The sunflowers, cosmos and cleome came up in such profusion in the back garden this year that I was in danger of losing our smallest grandchildren out there when they came to visit. And not to worry if I didn’t have time to plant a fresh batch of snapdragons. They came up all on their own.
Even the wildlife is plentiful this summer. I spotted a possum creeping about among the bushes and the rabbit population is growing in leaps and bounds (not sure if I’m too happy about that.)
Just outside my window, as I’ve been sitting working on the computer, the birds have been showing off and all I have to do is whip the camera out and capture a few shots of the humming bird hovering in the breeze and a goldfinch getting to the bottom of things.
Unfortunately, all this ecstasy doesn’t come without a little bit of agony. A few weeks ago I was outside working on a project when I was chased around the garden by an angry hornet and stung, quite painfully on the top of my head. At first I thought it was just a lone troublemaker but last week I discovered a nest in one of the shrubs right down by the sidewalk. It won’t be long before the neighborhood kids are walking past on their way to school and I certainly wasn’t about to anger the hornets any further by working in the adjacent flower beds so I had no option but to call in the experts.

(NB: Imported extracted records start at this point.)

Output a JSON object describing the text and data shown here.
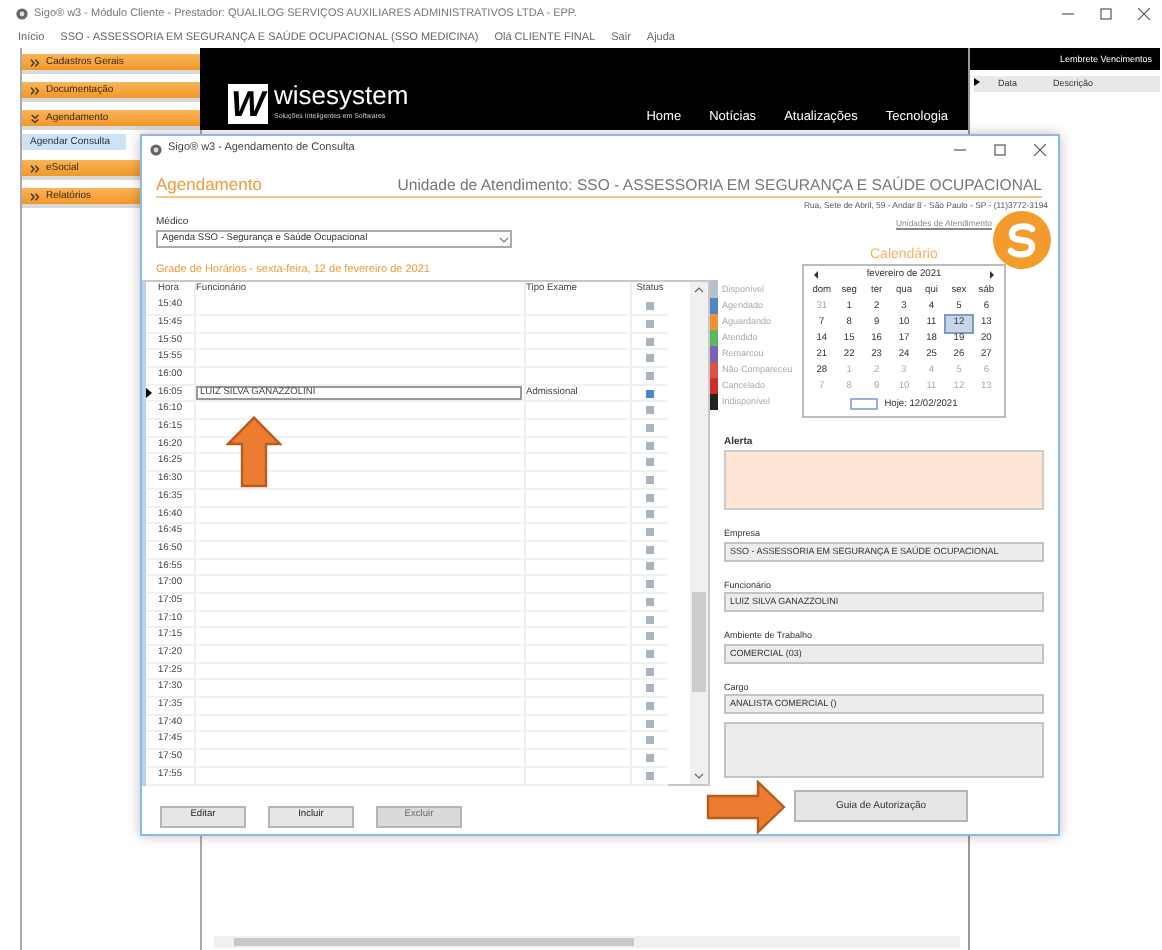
{
  "window": {
    "title": "Sigo® w3 - Módulo Cliente - Prestador: QUALILOG SERVIÇOS AUXILIARES ADMINISTRATIVOS LTDA - EPP."
  },
  "menu": [
    "Início",
    "SSO - ASSESSORIA EM SEGURANÇA E SAÚDE OCUPACIONAL (SSO MEDICINA)",
    "Olá CLIENTE FINAL",
    "Sair",
    "Ajuda"
  ],
  "sidebar": {
    "items": [
      {
        "label": "Cadastros Gerais",
        "expanded": false
      },
      {
        "label": "Documentação",
        "expanded": false
      },
      {
        "label": "Agendamento",
        "expanded": true,
        "children": [
          {
            "label": "Agendar Consulta",
            "selected": true
          }
        ]
      },
      {
        "label": "eSocial",
        "expanded": false
      },
      {
        "label": "Relatórios",
        "expanded": false
      }
    ]
  },
  "banner": {
    "logo_mark": "W",
    "logo": "wisesystem",
    "tagline": "Soluções Inteligentes em Softwares",
    "nav": [
      "Home",
      "Notícias",
      "Atualizações",
      "Tecnologia"
    ]
  },
  "reminders": {
    "title": "Lembrete Vencimentos",
    "columns": [
      "Data",
      "Descrição"
    ]
  },
  "dialog": {
    "title": "Sigo® w3 - Agendamento de Consulta",
    "heading": "Agendamento",
    "unit": "Unidade de Atendimento: SSO - ASSESSORIA EM SEGURANÇA E SAÚDE OCUPACIONAL",
    "address": "Rua, Sete de Abril, 59 - Andar 8 - São Paulo - SP - (11)3772-3194",
    "units_link": "Unidades de Atendimento",
    "doctor_label": "Médico",
    "doctor": "Agenda SSO - Segurança e Saúde Ocupacional",
    "grid_title": "Grade de Horários - sexta-feira, 12 de fevereiro de 2021",
    "grid": {
      "columns": [
        "Hora",
        "Funcionário",
        "Tipo Exame",
        "Status"
      ],
      "rows": [
        {
          "time": "15:40",
          "selected": false,
          "color": "#a9b4c2"
        },
        {
          "time": "15:45",
          "selected": false,
          "color": "#a9b4c2"
        },
        {
          "time": "15:50",
          "selected": false,
          "color": "#a9b4c2"
        },
        {
          "time": "15:55",
          "selected": false,
          "color": "#a9b4c2"
        },
        {
          "time": "16:00",
          "selected": false,
          "color": "#a9b4c2"
        },
        {
          "time": "16:05",
          "employee": "LUIZ SILVA GANAZZOLINI",
          "exam": "Admissional",
          "selected": true,
          "color": "#4f86c6"
        },
        {
          "time": "16:10",
          "selected": false,
          "color": "#a9b4c2"
        },
        {
          "time": "16:15",
          "selected": false,
          "color": "#a9b4c2"
        },
        {
          "time": "16:20",
          "selected": false,
          "color": "#a9b4c2"
        },
        {
          "time": "16:25",
          "selected": false,
          "color": "#a9b4c2"
        },
        {
          "time": "16:30",
          "selected": false,
          "color": "#a9b4c2"
        },
        {
          "time": "16:35",
          "selected": false,
          "color": "#a9b4c2"
        },
        {
          "time": "16:40",
          "selected": false,
          "color": "#a9b4c2"
        },
        {
          "time": "16:45",
          "selected": false,
          "color": "#a9b4c2"
        },
        {
          "time": "16:50",
          "selected": false,
          "color": "#a9b4c2"
        },
        {
          "time": "16:55",
          "selected": false,
          "color": "#a9b4c2"
        },
        {
          "time": "17:00",
          "selected": false,
          "color": "#a9b4c2"
        },
        {
          "time": "17:05",
          "selected": false,
          "color": "#a9b4c2"
        },
        {
          "time": "17:10",
          "selected": false,
          "color": "#a9b4c2"
        },
        {
          "time": "17:15",
          "selected": false,
          "color": "#a9b4c2"
        },
        {
          "time": "17:20",
          "selected": false,
          "color": "#a9b4c2"
        },
        {
          "time": "17:25",
          "selected": false,
          "color": "#a9b4c2"
        },
        {
          "time": "17:30",
          "selected": false,
          "color": "#a9b4c2"
        },
        {
          "time": "17:35",
          "selected": false,
          "color": "#a9b4c2"
        },
        {
          "time": "17:40",
          "selected": false,
          "color": "#a9b4c2"
        },
        {
          "time": "17:45",
          "selected": false,
          "color": "#a9b4c2"
        },
        {
          "time": "17:50",
          "selected": false,
          "color": "#a9b4c2"
        },
        {
          "time": "17:55",
          "selected": false,
          "color": "#a9b4c2"
        }
      ]
    },
    "calendar_title": "Calendário",
    "legend": [
      {
        "label": "Disponível",
        "color": "#b8c0cc"
      },
      {
        "label": "Agendado",
        "color": "#4f86c6"
      },
      {
        "label": "Aguardando",
        "color": "#f0913a"
      },
      {
        "label": "Atendido",
        "color": "#5cb85c"
      },
      {
        "label": "Remarcou",
        "color": "#7b62b8"
      },
      {
        "label": "Não Compareceu",
        "color": "#d9534f"
      },
      {
        "label": "Cancelado",
        "color": "#c9302c"
      },
      {
        "label": "Indisponível",
        "color": "#222222"
      }
    ],
    "calendar": {
      "month": "fevereiro de 2021",
      "weekdays": [
        "dom",
        "seg",
        "ter",
        "qua",
        "qui",
        "sex",
        "sáb"
      ],
      "weeks": [
        {
          "days": [
            {
              "day": "31",
              "muted": true,
              "selected": false
            },
            {
              "day": "1",
              "muted": false,
              "selected": false
            },
            {
              "day": "2",
              "muted": false,
              "selected": false
            },
            {
              "day": "3",
              "muted": false,
              "selected": false
            },
            {
              "day": "4",
              "muted": false,
              "selected": false
            },
            {
              "day": "5",
              "muted": false,
              "selected": false
            },
            {
              "day": "6",
              "muted": false,
              "selected": false
            }
          ]
        },
        {
          "days": [
            {
              "day": "7",
              "muted": false,
              "selected": false
            },
            {
              "day": "8",
              "muted": false,
              "selected": false
            },
            {
              "day": "9",
              "muted": false,
              "selected": false
            },
            {
              "day": "10",
              "muted": false,
              "selected": false
            },
            {
              "day": "11",
              "muted": false,
              "selected": false
            },
            {
              "day": "12",
              "muted": false,
              "selected": true
            },
            {
              "day": "13",
              "muted": false,
              "selected": false
            }
          ]
        },
        {
          "days": [
            {
              "day": "14",
              "muted": false,
              "selected": false
            },
            {
              "day": "15",
              "muted": false,
              "selected": false
            },
            {
              "day": "16",
              "muted": false,
              "selected": false
            },
            {
              "day": "17",
              "muted": false,
              "selected": false
            },
            {
              "day": "18",
              "muted": false,
              "selected": false
            },
            {
              "day": "19",
              "muted": false,
              "selected": false
            },
            {
              "day": "20",
              "muted": false,
              "selected": false
            }
          ]
        },
        {
          "days": [
            {
              "day": "21",
              "muted": false,
              "selected": false
            },
            {
              "day": "22",
              "muted": false,
              "selected": false
            },
            {
              "day": "23",
              "muted": false,
              "selected": false
            },
            {
              "day": "24",
              "muted": false,
              "selected": false
            },
            {
              "day": "25",
              "muted": false,
              "selected": false
            },
            {
              "day": "26",
              "muted": false,
              "selected": false
            },
            {
              "day": "27",
              "muted": false,
              "selected": false
            }
          ]
        },
        {
          "days": [
            {
              "day": "28",
              "muted": false,
              "selected": false
            },
            {
              "day": "1",
              "muted": true,
              "selected": false
            },
            {
              "day": "2",
              "muted": true,
              "selected": false
            },
            {
              "day": "3",
              "muted": true,
              "selected": false
            },
            {
              "day": "4",
              "muted": true,
              "selected": false
            },
            {
              "day": "5",
              "muted": true,
              "selected": false
            },
            {
              "day": "6",
              "muted": true,
              "selected": false
            }
          ]
        },
        {
          "days": [
            {
              "day": "7",
              "muted": true,
              "selected": false
            },
            {
              "day": "8",
              "muted": true,
              "selected": false
            },
            {
              "day": "9",
              "muted": true,
              "selected": false
            },
            {
              "day": "10",
              "muted": true,
              "selected": false
            },
            {
              "day": "11",
              "muted": true,
              "selected": false
            },
            {
              "day": "12",
              "muted": true,
              "selected": false
            },
            {
              "day": "13",
              "muted": true,
              "selected": false
            }
          ]
        }
      ],
      "today": "Hoje: 12/02/2021"
    },
    "alert_label": "Alerta",
    "fields": [
      {
        "label": "Empresa",
        "value": "SSO - ASSESSORIA EM SEGURANÇA E SAÚDE OCUPACIONAL"
      },
      {
        "label": "Funcionário",
        "value": "LUIZ SILVA GANAZZOLINI"
      },
      {
        "label": "Ambiente de Trabalho",
        "value": "COMERCIAL (03)"
      },
      {
        "label": "Cargo",
        "value": "ANALISTA COMERCIAL ()"
      }
    ],
    "buttons": [
      {
        "label": "Editar",
        "disabled": false
      },
      {
        "label": "Incluir",
        "disabled": false
      },
      {
        "label": "Excluir",
        "disabled": true
      }
    ],
    "auth_button": "Guia de Autorização"
  }
}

Enter Mike from ABC Wildlife Control who assured me that he would take care of the situation. I asked him what the procedure was and he said, “I spray the nest and then run.” Apparently they had determined that these particular hornets were the extremely aggressive variety, so I could sympathize with him. “You’re a better man than I am, Gunga Din,” was my view. I stood at a safe distance and watched as he did his stuff. Afterwards, he warned us to stay out of the garden for the rest of the day as the hornets were likely to be really !*!*!* off. He didn’t have to tell me twice! I was lucky that I’d only been stung once. That was agony enough! I wasn’t about to risk any more.
Things seem to have calmed down out there now, so hopefully I can get back to work, pulling weeds and dead-heading the flowers without fear of hornet reprisals. Good work, ABC Wildlife!